Baker: Yeah, but we’re always in reactive mode.  The requests we get are very open-ended.

Tuttle: The staff won’t share their specific concerns.  From the defense side, there often are rational explanations for seemingly aberrant accounting.

Cohen: We’re not guided only by technology.  The AQM and other tools are only leads.   These tools (and reasonable corporate explanations) have sometimes led us not to pursue investigations.

Linda Thomsen (Davis Polk) question: How frequently can defense counsel talk the staff out of a case?

Trager: Rarely.  An early presentation can backfire and give the staff more information to pursue.

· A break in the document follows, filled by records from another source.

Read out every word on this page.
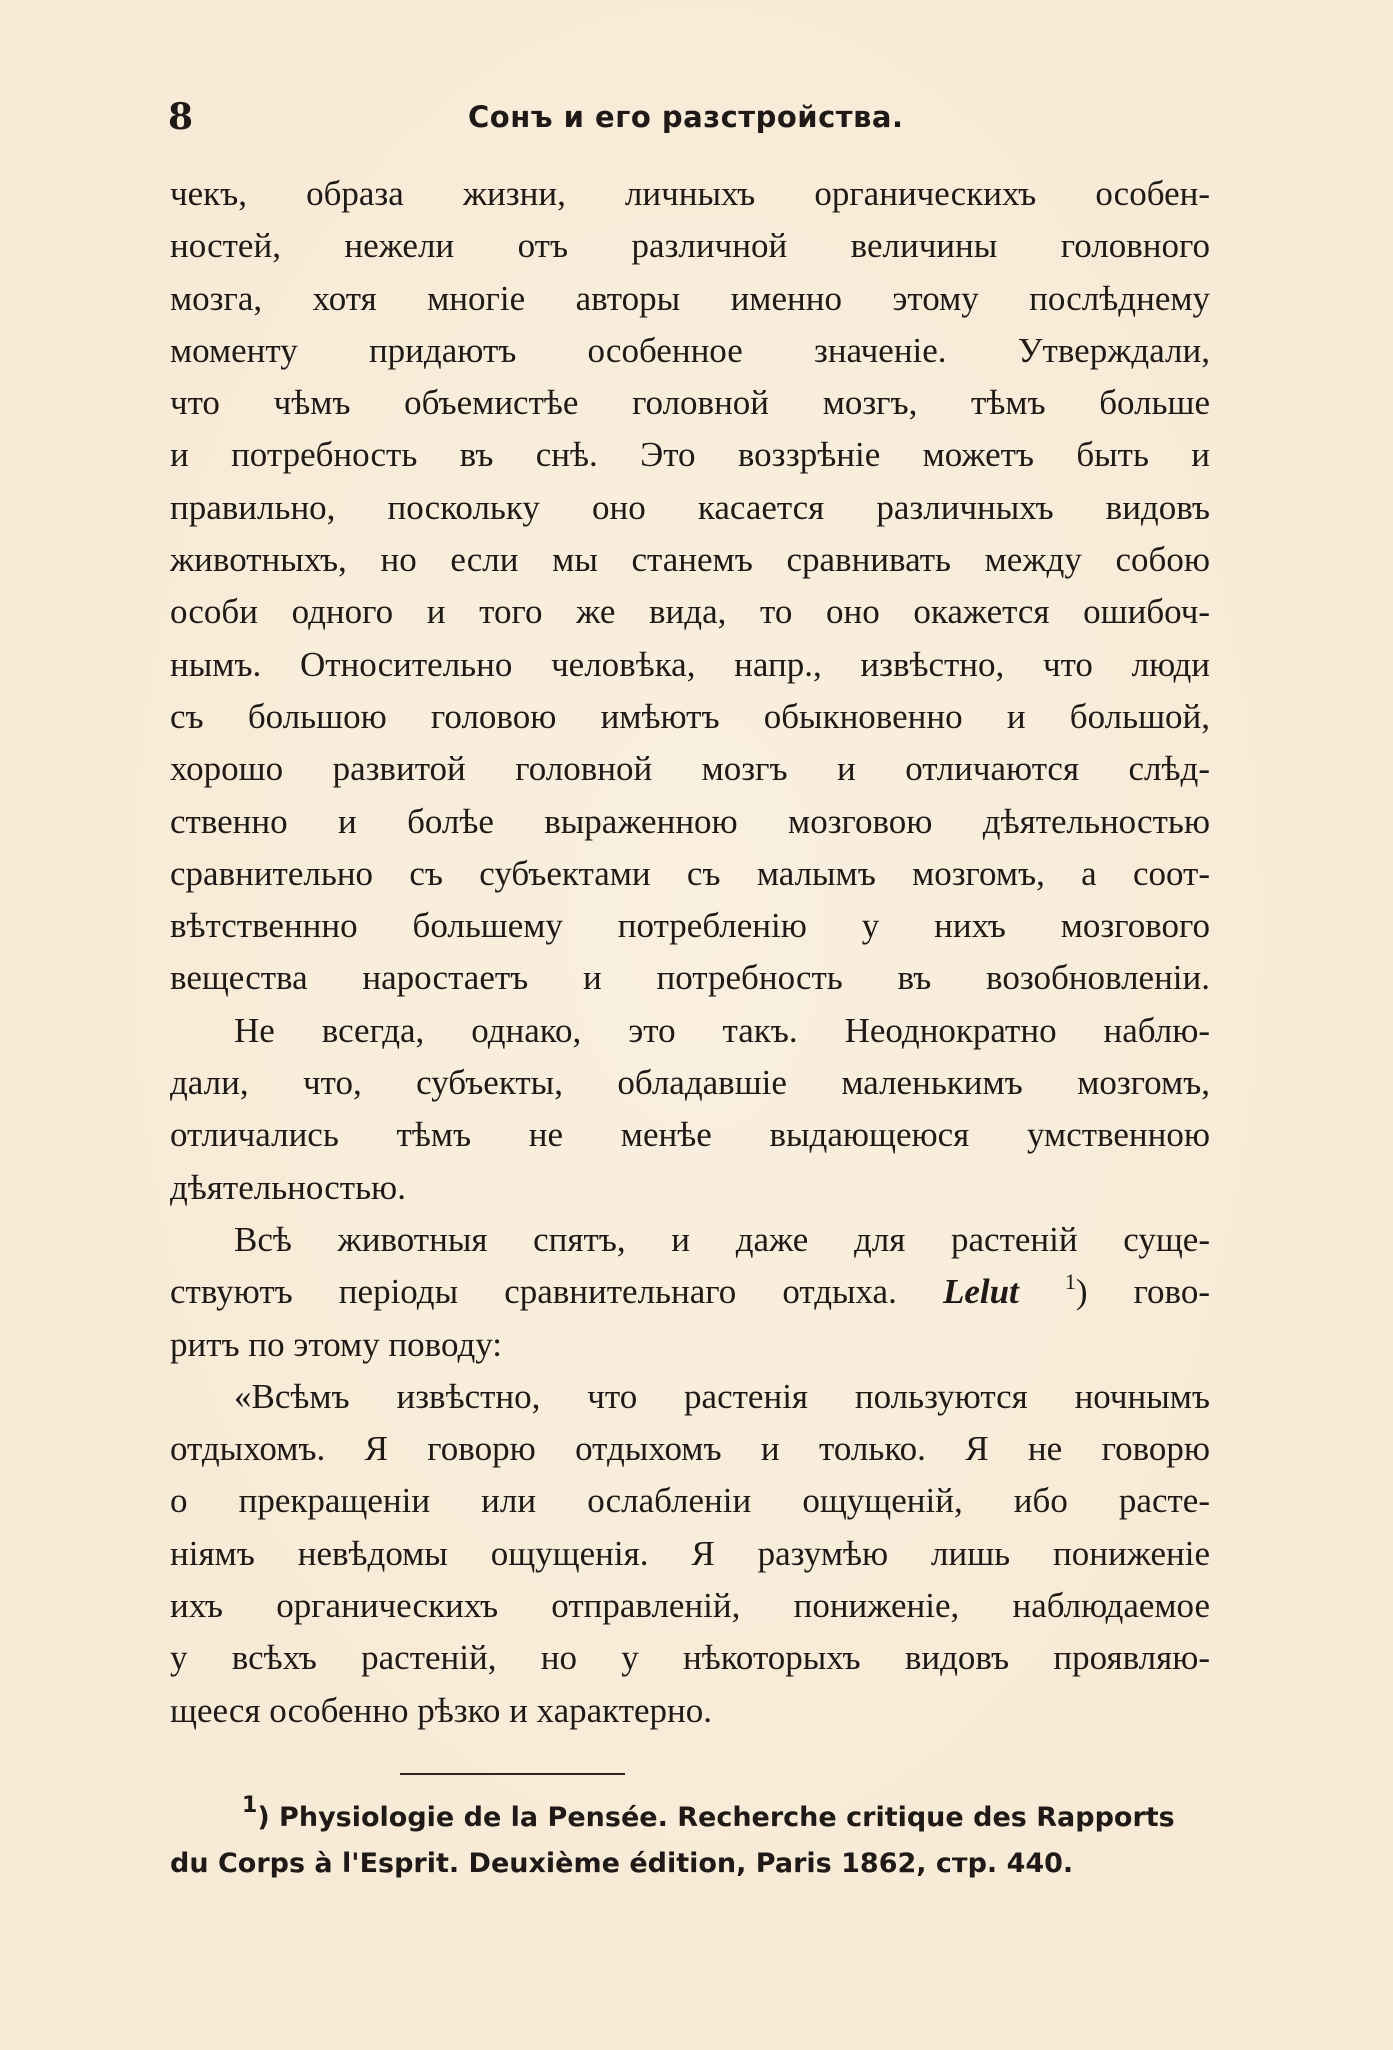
8	Сонъ и его разстройства.
чекъ, образа жизни, личныхъ органическихъ особен-
ностей, нежели отъ различной величины головного
мозга, хотя многіе авторы именно этому послѣднему
моменту придаютъ особенное значеніе. Утверждали,
что чѣмъ объемистѣе головной мозгъ, тѣмъ больше
и потребность въ снѣ. Это воззрѣніе можетъ быть и
правильно, поскольку оно касается различныхъ видовъ
животныхъ, но если мы станемъ сравнивать между собою
особи одного и того же вида, то оно окажется ошибоч-
нымъ. Относительно человѣка, напр., извѣстно, что люди
съ большою головою имѣютъ обыкновенно и большой,
хорошо развитой головной мозгъ и отличаются слѣд-
ственно и болѣе выраженною мозговою дѣятельностью
сравнительно съ субъектами съ малымъ мозгомъ, а соот-
вѣтственнно большему потребленію у нихъ мозгового
вещества наростаетъ и потребность въ возобновленіи.
Не всегда, однако, это такъ. Неоднократно наблю-
дали, что, субъекты, обладавшіе маленькимъ мозгомъ,
отличались тѣмъ не менѣе выдающеюся умственною
дѣятельностью.
Всѣ животныя спятъ, и даже для растеній суще-
ствуютъ періоды сравнительнаго отдыха. Lelut $^1$) гово-
ритъ по этому поводу:
«Всѣмъ извѣстно, что растенія пользуются ночнымъ
отдыхомъ. Я говорю отдыхомъ и только. Я не говорю
о прекращеніи или ослабленіи ощущеній, ибо расте-
ніямъ невѣдомы ощущенія. Я разумѣю лишь пониженіе
ихъ органическихъ отправленій, пониженіе, наблюдаемое
у всѣхъ растеній, но у нѣкоторыхъ видовъ проявляю-
щееся особенно рѣзко и характерно.
$^1$) Physiologie de la Pensée. Recherche critique des Rapports
du Corps à l'Esprit. Deuxième édition, Paris 1862, стр. 440.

Cohen: I can’t think of an investigation where we held it against the company for not knowing all the facts very early in an investigation.

Cohen: Gatekeepers and auditors are very important for our investigations.  We’re willing to bring cases against auditors for their failures even if not necessarily fraud by the underlying companies.

Tuttle: Before maybe there were too many restatements.  It’s a pendulum going back and forth on that.

Baker: Last week I spent three hours in testimony where the staff accountant went through SAB 99 line by line.  Unusual to see that level of detail.

Cohen: An admission is not a negotiable part of a settlement.  We’ve raised them early so people aren’t caught off guard.

Connor: If a person chooses to admit or not, we have our own DOJ investigation.

Baker: As a result of a PCAOB exam, an auditing firm can change its position in a way that causes a company to make a restatement.  Then an investigation opens.  It changes how the auditors react to you in real time.

Mark Adler at PCAOB: I’d like to think we’re contributing to the mission.  We do cooperate with the SEC.

Trager:  What about admissions in non-fraud cases?

Cohen: Scienter isn’t necessarily required for admissions.  There are about a dozen of them.  Soon we’ll stop counting but it will continue tolp  be exception rather than the rule.

Trager:  Also may help avoid a fraud charge if you admit to negligence.

Tuttle: When you add admissions, you may remove the last benefit of settlement and force a case to trial.  Individuals have a lot of incentive to litigate.

Cohen: And you can assume that’s fine with us.

Baker: Sharp increase in trials, but those have mostly not involved accounting cases.